Aboriginal evolution and yesterday’s social movement

 
Urbane 2

By Drew Hayden Taylor

Originally published in November 2014

Recently, my community held its annual powwow. Lots of celebrating and dancing Indigenous people. One of the delightful rituals is attending the community breakfast where I, and many others, enjoyed a hearty buffet of scrambled eggs, a potato patty, hash browns, baked beans, sausages, bacon, pulled pork and prime rib. This merely proved the ancient Aboriginal adage stating there are no calories on the powwow trail. Only meat.

While I was enjoying my week’s worth of protein, I noticed a woman walking by wearing an Idle No More windbreaker.  Was it only a year or two ago when this movement was in all the media, drumming up interest and publicity in a number of Native causes?  Practically everybody in the Native community was joyfully participating in the flash mobs, including myself.

Protests, hunger strikes, marches, all in the spirit of trying to make the various levels of government, the federal government of Stephen Harper, in particular, pay attention to pressing and frequently ignored social issues. It seemed like anything was possible even though the government viewed us as just another special interest group. Oh, whence have you gone, Idle No More?

Could it be the feds have won? They’re still here, reminding the First Nations population where they stand in the social hierarchy of Canada, and I can’t remember the last time I saw a social protest with an Idle No More label attached. I still see the occasional button or sticker, but that’s about it. 
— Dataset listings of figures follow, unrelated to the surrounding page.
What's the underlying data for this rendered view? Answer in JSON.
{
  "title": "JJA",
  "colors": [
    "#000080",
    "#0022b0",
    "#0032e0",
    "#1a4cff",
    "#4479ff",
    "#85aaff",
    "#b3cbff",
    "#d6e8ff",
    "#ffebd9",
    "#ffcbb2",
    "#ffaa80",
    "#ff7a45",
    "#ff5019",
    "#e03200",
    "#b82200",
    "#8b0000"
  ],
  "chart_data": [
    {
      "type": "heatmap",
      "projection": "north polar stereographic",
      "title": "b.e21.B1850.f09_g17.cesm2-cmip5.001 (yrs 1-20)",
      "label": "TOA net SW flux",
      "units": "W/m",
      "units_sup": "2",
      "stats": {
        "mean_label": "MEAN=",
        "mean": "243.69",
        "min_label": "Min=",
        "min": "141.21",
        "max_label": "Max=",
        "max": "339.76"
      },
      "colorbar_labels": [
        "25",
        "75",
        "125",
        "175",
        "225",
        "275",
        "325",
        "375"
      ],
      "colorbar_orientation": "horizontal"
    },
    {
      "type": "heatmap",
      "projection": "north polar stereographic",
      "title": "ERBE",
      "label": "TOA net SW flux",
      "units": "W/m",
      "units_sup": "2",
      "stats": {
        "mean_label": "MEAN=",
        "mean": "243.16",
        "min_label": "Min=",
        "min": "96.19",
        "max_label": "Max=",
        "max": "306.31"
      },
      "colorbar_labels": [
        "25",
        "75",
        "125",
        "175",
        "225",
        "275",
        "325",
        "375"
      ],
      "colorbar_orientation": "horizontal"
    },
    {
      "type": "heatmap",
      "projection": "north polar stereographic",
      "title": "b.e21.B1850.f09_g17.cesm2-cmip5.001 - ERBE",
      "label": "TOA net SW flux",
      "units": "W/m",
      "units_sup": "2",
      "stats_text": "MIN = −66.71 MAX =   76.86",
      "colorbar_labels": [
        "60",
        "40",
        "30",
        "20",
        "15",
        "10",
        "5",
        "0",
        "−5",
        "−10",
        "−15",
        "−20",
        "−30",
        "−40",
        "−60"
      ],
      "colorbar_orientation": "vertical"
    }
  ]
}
For a brief moment I was sad, despite the tasty bacon. It was like remembering a forgotten friend that made you feel alive. Then, as the dancers and drummers milled around, fighting for a place in the line for the bathroom, I realized the true answer to my quandary. The Idle No More movement hadn’t stopped. It wasn’t defeated.  It was alive, but evolved. Just like the powwow. 

There are a lot of theories as to the origins of the powwow. Some say it was a celebration after the harshness of winter. A time of feast and family, and of coming together and finding somebody to make a family with. Others say it was invented in the 1930s as a way of making money from tourists during the Depression. 

Regardless, all the traditional outfits, drums and cultural paraphernalia have evolved over the years. Traditionally, we didn’t have cotton. We didn’t have steel or iron. Or plastic. Or credit card machines. Or port-a-potties. We adapted those new elements and many others to our society to better fit our needs. A powwow today would look vastly dissimilar to a powwow pre-contact, or even a few hundred years post-contact. On top of everything else, there would probably be less sausages and eggs for breakfast or line up for the nearest bush.

Same with Idle No More. It wasn’t the big bang of Aboriginal social protest. It was one of the little bangs. Same with the occupations of Alcatraz, Oka and Ipperwash. Idle No More was the right protest at the right time, the first to really use social media to get its story across.

Today, possibly because of Idle No More, Native people are at the forefront of the fracking debate. They are calling for an inquest into the missing and murdered eleven hundred Aboriginal women. It’s sort of like Idle No More 2.0, or possibly Idle No More Some More. And when those issues are done and finished, something new and necessary will arise from it.

Native people have become well versed in the art of social evolution out of sheer necessity. It used to be illegal in the Indian Act for Native people to hire a lawyer. Now, there are more Native lawyers than there are chiefs.

It used to be that Native children were taken away by the authorities and sent to foreboding and oppressive institutions where they were removed from society and frequently mistreated to make them better people. Because of this today, a few of those who did the mistreating are themselves being sent away to a different type of oppressive institution where they too are removed from society and frequently mistreated in the hopes it will make them better people. Those places are called prisons.

Several years ago, a production of Tomson Highway’s “The Rez Sisters” opened in Peterborough, my neck of the Ontario woods. A local reviewer applauded the production, adding that –and I admittedly am paraphrasing – western dramatic theatre was not an art form known to Aboriginal people. 

As a fairly successful playwright, I responded in a follow-up article that the flush toilet is not an instrument formally known to Aboriginal people but we seemed to have mastered its intricacies.

In the end, I finished my rather large breakfast, and spent the rest of the day at the powwow. I saw that Idle No More jacket several times, weaving in and out of the crowds, just like the Idle No More movement itself. Evolution, especially social evolution, can be an amazing thing. 

Who knows, in a few years, that jacket might even be worth something on EBay.